The small half-an-island nation of East Timor is known in the West for its
violent struggle for independence from Indonesia and for its
2006 crisis over alleged military discrimination. Now, according to
East Timorese authorities, the country is currently facing a national
security threat from ... well, we'll let East Timor speak for itself. AFP reports
on a recent large-scale
police operation: "Police chief Longuinhos Monteiro donned full
military gear to lead the operation, telling reporters that 'any ninjas
who want to take us on, your final stop will be Santa Cruz cemetery.'"
- It's Not What You Think Global Voices' Keta Haluha sighs, "these are
not the ninja of Japanese lore."
Are These 'Ninjas'? Foreign Policy's Joshua Keating explains,
"The term was used to describe the Indonesian death squads blamed for a
series of disappearances and kidnappings during East Timor's war for
independence. Even that explanation might be bogus as some observers
believe that the two murders are just ordinary crimes that the
government is blaming on ninjas to discredit the political opposition.
Indeed, 22 members of of one dissident group were arrested earlier this
month on suspicion of 'ninja activities.'"

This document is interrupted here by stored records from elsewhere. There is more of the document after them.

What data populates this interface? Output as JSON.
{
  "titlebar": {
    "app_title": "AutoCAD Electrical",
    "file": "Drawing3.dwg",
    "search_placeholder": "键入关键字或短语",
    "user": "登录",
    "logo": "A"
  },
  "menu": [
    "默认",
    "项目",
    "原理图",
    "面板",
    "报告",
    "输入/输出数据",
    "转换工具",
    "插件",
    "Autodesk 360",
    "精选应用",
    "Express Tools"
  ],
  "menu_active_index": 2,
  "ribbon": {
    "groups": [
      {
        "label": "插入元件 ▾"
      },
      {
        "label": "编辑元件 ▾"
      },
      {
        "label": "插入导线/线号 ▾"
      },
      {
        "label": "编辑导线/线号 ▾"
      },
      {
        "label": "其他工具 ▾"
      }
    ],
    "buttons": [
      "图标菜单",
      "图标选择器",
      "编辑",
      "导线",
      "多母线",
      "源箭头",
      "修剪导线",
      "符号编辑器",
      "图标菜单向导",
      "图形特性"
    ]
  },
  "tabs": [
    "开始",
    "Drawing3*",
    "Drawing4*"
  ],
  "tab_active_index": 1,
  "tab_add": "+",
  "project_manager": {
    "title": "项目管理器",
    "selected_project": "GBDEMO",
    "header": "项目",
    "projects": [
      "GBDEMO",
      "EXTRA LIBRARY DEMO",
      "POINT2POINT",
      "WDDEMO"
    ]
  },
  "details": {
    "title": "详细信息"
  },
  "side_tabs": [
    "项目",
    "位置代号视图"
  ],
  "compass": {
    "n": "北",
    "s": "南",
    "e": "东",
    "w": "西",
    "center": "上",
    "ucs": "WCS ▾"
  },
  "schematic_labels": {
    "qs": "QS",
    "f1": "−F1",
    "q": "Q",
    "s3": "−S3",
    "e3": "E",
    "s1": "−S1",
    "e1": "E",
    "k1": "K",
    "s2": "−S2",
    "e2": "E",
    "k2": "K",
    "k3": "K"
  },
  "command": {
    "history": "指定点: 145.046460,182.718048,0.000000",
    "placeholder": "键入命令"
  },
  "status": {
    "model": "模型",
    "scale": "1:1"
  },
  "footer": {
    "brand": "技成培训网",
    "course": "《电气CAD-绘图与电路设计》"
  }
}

To understand the way of the East Timor ninja, one has to look at the
nation itself. After becoming formally independent in 2002, East Timor
remains very much a fledgling — even experimental — state with a pack of
international institutions and NGOs propping up a government that has
limited capabilities of its own. The police chief's ninja-fighting
bravado was spurred by the mysterious murders of a teenage girl in
December and an infant child in January. But, critics say, his campaign
masks the misdeeds and brutality of the country's own police, who are
slowly taking back control from a force of international peackeepers.
Moreover, the threat of "ninjas" resonates deep in the psyche of a
nation still traumatized and torn by years of occupation and civil
strife. "This idea of a masked man, of a covert agent that's difficult
to identify — a kind of ghost — haunts this place," says Silas Everett,
country director for East Timor at the Asia Foundation.